Refinery Hotel is best used as a jumping off spot for cultural excursions (did I mention Kinky Boots and Rocky: The Musical are a hop, skip and a jump away?) rather than for cocooning (you won't find any in-room spa treatments here). But with handsome rooms featuring 12-foot ceilings, comfortable couches and a well-stocked mini-bar complete with a respectably sized bottle of Hudson Manhattan Rye Whiskey, you may be tempted to invite friends over and show the space off like you're Mad Men's Pete Campbell with your own swinging pied-à-terre in the city. Before Pete's wife leaves him and takes the children and he gets kinda sad, that is.

EAT IN OR EAT OUT?

Located on the first floor, Parker & Quinn Restaurant – an eatery that straddles the line between bistro and pub – serves breakfast, brunch and is open until 11 p.m. all week long. Executive chef Jeffrey Forrest is, naturally, into the seasonal and the handcrafted; indeed, his staff apparently butcher the animals on offer, "from the ranch, from the coop and from the pen" as it says on the menu, themselves. Everything I had there was perfectly pleasant – notably a shaved prime rib sandwich that was recommended – but with 14 subway lines within walking distance and a world of restaurants within reach, P&Q is more of a convenient stop than a destination in itself.

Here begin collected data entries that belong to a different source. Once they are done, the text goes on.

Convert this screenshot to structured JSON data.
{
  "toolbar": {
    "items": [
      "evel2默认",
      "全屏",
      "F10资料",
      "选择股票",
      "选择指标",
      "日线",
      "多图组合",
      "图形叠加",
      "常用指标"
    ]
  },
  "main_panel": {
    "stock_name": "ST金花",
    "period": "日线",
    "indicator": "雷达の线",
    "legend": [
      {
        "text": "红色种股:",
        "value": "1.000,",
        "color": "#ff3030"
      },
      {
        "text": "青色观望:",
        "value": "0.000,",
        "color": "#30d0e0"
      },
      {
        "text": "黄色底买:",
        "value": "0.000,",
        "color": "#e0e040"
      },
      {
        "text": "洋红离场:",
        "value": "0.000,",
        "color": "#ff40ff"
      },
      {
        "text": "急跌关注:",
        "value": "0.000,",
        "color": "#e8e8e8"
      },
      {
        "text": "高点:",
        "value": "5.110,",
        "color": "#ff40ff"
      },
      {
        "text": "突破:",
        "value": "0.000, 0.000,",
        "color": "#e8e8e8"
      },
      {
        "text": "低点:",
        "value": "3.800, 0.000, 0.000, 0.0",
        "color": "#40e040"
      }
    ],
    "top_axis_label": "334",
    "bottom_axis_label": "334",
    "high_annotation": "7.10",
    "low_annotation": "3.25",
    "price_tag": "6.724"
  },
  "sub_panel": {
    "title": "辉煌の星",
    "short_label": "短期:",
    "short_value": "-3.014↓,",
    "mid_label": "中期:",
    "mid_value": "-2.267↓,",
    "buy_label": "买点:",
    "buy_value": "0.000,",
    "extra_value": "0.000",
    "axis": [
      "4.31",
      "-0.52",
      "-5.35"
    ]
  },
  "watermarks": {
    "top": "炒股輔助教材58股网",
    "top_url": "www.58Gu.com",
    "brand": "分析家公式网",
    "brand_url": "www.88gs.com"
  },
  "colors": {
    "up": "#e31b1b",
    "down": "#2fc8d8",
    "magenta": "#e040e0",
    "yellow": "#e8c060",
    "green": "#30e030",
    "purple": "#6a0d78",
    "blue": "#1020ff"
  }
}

IF I COULD CHANGE ONE THING

Leaning back in my room's chair on oddly placed casters after a triumphant day of theatre-going, I suddenly found myself on the ground admiring the underside of one of the custom-made desks crafted in homage to the Singer sewing machines once used by the hat makers here. And this was before I even touched the whisky. I'd prefer my next visit to involve fewer sore bottoms, but otherwise, it's easy to see why this stylish hotel was named one of the Top 25 in the U.S. this year by TripAdvisor – and I can't think of more stylish place to stay close to Broadway.

The writer was a guest of the hotel.